A new survey of the USA's religious beliefs and practices finds 55% of all adults - including one in five of those who say they have no religion - believe they have been protected from harm by a guardian angel.

"I would never have expected these numbers. It was the biggest surprise to me in our findings," says sociologist Christopher Bader of Baylor University in Waco, Texas. Baylor today will release results of its second national survey on religion.

The survey, based on interviews with nearly 1,700 adults in fall 2007, updates Baylor's 2006 findings on religious affiliation and views of God by adding new questions on topics such as gender and politics, the environment and beliefs about evil.

Members of almost every major religious group sensed angels running heavenly interference: evangelical Protestant, 66%; black Protestant, 81%; mainline Protestant, 55%; Catholic, 57%; Jewish, 10%; other religions, 49%; no religion, 20%.

"People's sense of the divine is remarkably widespread and tangible, even if they don't call it God.

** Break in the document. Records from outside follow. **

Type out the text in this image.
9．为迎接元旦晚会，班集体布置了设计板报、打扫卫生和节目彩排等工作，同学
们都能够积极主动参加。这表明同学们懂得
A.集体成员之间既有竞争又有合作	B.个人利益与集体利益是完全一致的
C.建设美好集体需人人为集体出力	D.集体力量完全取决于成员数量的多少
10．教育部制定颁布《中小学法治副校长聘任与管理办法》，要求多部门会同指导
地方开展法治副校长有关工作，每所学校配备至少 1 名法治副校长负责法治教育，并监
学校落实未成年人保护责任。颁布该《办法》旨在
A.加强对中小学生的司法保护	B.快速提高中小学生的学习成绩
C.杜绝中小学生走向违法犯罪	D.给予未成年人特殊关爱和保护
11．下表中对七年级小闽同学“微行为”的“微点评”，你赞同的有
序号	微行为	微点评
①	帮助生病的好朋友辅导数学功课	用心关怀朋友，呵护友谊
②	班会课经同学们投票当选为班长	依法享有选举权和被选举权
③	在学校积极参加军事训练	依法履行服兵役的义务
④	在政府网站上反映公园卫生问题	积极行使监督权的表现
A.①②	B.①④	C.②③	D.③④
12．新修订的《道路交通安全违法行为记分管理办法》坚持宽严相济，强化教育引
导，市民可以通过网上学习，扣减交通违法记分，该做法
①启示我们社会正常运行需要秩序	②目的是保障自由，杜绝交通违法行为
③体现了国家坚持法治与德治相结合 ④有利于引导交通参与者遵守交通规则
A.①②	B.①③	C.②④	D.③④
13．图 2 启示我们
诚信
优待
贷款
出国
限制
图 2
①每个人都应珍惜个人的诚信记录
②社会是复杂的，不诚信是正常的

Clearly, there's a sense of the sacred prevalent throughout society," says Matthew Gilbert of the Institute of Noetic Sciences in Petaluma, Calif., which studies subjective experiences using scientific techniques.

Just as people have many different images of God, so they have different ways of interpreting "guardian angels" or God's voice, says Kenneth Pargament, a psychology professor at Bowling Green (Ohio) State University who has written on spirituality and the psyche. When people think of being protected, "they may not be envisioning an angel with wings so much as a loved one who has gone before them and is looking after their well-being," Pargament says.

Many respondents said they have "heard the voice of God" or "felt God speaking to me." That too can be an internal spiritual sense, not literally words in their ear, says Pargament.